6. Check your limits. Your scores might be artificially depressed if your lender is showing a lower limit than you’ve actually got. Most credit card issuers will quickly update this information if you ask. If your issuer makes it a policy not to report consumers’ limits, however - as is the usual case with some cards - the bureaus typically use your highest balance as a proxy for your credit limit. Some credit card companies are notorious for not reporting your credit limit correctly. If we have pulled your credit, ask us to double check your report.
7. Pay your bills on time. The easiest way to keep your credit score increasing is to pay your bills on time. NEVER pay your bills more then 30 days late. If you are going to be late, you should contact the company and see if they can give you extra time. If for some reason, you do pay a bill late you should contact the company and ask them to waive your late fee and not report you as being late to the credit bureaus. Sometimes if you have a history of always paying this specific bill on time the lender will cut you a break and not report lateness to the credit agencies.
8. Debt consolidation is an effective way to conquer debt because it focuses on the heart of debt issues-high interest rates. Combining your debts into one payment typically results in more reasonable interest rates, which in turn can lead to improved monthly payments. With less outrageous monthly payments, you are able to pay down your debt quickly without having to throw away your money on excessive interest charges. Not to mention the fact that you will have greatly simplified your payments; you’ll have only one creditor and one payment to worry about instead of many. The bottom line is that a consolidation service can help you get out of debt faster and save money doing so. If you’ve struggled with high-interest debt for years, there is an easier way out. You don’t have to devote your entire income to debt payments or declare bankruptcy to free yourself from high-interest debt. Consolidating your debts is a practical and proven solution to overcoming debt. However, some lenders are hesitant to lend to borrowers who have recently come out of debt consolidation.
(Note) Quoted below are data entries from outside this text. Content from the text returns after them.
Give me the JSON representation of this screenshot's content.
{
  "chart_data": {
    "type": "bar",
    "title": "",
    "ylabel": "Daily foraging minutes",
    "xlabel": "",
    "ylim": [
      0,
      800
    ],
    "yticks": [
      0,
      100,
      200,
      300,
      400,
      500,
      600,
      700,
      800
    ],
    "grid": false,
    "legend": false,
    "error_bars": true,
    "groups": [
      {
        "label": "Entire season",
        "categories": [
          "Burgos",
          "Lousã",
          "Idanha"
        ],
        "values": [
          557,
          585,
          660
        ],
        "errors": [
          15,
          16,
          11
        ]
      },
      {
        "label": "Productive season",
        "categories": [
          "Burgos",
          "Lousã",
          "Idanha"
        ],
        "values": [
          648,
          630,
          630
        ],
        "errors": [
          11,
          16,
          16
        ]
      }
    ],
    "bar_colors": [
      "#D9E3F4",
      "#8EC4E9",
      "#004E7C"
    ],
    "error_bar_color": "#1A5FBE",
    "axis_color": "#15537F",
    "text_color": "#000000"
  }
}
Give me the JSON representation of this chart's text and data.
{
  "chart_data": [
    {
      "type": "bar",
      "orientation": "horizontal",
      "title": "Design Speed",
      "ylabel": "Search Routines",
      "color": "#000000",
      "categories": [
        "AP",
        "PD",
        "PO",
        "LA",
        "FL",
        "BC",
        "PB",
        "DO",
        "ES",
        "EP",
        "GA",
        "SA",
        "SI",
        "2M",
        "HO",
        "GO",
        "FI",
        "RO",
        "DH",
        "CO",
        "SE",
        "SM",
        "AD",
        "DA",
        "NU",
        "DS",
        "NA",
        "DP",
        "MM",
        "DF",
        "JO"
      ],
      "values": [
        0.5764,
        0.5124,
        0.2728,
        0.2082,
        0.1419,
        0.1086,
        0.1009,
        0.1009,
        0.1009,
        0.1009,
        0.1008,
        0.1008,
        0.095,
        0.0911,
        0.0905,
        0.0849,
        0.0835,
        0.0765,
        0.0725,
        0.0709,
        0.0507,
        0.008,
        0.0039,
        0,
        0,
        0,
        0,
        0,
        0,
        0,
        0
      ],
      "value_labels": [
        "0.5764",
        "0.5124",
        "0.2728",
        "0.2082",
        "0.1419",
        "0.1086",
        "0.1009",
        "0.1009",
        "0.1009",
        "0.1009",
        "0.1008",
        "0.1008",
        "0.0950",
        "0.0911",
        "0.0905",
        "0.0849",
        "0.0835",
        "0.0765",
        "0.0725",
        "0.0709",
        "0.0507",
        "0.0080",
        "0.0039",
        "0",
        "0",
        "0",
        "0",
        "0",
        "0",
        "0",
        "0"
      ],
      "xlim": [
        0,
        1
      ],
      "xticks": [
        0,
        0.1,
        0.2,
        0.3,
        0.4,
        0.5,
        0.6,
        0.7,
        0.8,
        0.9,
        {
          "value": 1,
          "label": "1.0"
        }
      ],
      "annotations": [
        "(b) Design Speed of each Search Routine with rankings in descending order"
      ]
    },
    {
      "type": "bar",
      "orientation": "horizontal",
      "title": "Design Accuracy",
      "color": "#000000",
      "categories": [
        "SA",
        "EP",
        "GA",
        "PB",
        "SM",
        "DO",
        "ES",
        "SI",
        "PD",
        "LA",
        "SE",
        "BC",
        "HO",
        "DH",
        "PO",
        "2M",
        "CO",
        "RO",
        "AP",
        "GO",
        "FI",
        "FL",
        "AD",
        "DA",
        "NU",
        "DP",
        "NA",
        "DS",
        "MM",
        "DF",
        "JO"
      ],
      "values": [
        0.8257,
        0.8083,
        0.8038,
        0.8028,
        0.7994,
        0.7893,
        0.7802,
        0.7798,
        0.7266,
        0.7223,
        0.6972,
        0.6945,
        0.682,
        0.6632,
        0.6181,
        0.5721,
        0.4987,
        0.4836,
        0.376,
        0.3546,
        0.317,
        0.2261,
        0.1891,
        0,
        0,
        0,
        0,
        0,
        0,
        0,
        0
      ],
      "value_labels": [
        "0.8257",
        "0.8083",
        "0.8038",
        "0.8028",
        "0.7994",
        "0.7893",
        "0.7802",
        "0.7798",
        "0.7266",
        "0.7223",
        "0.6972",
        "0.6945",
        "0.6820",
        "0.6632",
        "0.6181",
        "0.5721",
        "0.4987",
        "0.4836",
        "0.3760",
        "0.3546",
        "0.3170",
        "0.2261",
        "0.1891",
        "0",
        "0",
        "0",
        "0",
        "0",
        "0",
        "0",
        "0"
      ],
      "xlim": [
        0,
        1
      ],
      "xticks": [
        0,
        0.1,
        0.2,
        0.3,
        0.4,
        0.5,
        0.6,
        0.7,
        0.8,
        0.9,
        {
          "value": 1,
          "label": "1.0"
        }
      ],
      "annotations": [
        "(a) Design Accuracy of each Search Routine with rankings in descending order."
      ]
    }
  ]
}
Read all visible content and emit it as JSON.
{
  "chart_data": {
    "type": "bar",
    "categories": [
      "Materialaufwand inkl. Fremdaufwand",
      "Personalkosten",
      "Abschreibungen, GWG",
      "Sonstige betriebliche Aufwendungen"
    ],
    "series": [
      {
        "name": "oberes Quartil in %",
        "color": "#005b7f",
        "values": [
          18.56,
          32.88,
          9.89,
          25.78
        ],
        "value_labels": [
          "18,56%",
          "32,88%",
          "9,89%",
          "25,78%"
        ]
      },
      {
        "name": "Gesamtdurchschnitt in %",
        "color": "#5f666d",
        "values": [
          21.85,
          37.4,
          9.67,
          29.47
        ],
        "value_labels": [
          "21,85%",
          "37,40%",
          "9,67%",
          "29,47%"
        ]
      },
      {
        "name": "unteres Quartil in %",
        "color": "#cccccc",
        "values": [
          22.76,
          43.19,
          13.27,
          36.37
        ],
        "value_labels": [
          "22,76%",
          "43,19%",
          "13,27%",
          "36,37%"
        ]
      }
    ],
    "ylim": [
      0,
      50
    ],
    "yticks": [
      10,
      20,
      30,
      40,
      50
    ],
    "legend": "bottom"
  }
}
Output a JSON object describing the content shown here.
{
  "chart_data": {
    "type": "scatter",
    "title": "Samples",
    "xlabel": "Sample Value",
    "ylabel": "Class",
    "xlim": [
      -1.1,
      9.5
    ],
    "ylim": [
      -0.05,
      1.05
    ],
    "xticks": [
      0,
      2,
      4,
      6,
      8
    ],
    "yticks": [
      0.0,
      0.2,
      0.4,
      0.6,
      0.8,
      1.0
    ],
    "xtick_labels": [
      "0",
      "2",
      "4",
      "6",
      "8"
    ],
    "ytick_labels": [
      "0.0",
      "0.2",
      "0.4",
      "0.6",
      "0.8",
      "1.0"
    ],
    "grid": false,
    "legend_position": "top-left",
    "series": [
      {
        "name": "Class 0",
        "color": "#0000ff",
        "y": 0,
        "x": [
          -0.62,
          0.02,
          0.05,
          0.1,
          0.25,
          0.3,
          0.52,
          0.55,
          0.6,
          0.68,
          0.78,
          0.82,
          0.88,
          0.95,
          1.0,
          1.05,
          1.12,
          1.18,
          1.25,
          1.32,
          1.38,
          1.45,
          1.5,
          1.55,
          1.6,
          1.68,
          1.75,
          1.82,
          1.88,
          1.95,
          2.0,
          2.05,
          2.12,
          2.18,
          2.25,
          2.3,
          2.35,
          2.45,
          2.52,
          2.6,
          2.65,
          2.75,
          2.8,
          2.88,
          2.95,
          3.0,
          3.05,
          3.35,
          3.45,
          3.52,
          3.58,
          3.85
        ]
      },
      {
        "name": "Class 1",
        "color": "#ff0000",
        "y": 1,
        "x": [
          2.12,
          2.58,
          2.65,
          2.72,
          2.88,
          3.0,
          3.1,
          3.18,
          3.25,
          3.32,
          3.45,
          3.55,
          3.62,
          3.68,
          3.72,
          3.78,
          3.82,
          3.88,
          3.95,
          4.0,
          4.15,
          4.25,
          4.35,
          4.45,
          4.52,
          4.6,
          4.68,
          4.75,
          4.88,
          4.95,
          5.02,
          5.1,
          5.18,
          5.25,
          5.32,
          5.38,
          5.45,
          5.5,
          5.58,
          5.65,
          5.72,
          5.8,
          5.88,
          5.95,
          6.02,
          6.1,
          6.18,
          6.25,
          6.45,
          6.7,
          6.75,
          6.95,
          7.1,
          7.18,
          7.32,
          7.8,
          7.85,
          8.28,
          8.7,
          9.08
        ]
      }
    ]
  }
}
9. Bankruptcy: In some cases, bankruptcy is no more harmful to your credit record than the financial circumstances that lead to the bankruptcy filing. Most debtors in bankruptcy proceedings, even those who have never missed a payment, couldn’t get new credit from a lender who truly looked at their financial condition. So the fact that there are no negatives on their credit report is only marginally meaningful when looking at the whole picture. Bankruptcy at least makes all the debt shown in the negative history unenforceable. Objectively, you are a far better credit risk after bankruptcy than before. Remember that a bankruptcy is not going to erase the record of your debts listed in your bankruptcy. Credit reporting agencies are within their rights in showing accurate history about your financial affairs. You want to make sure that the bankruptcy discharge also shows on the credit report so that creditors understand that those old creditors have no legal claim remaining. You should consult with a Bankruptcy Attorney if you are considering this option.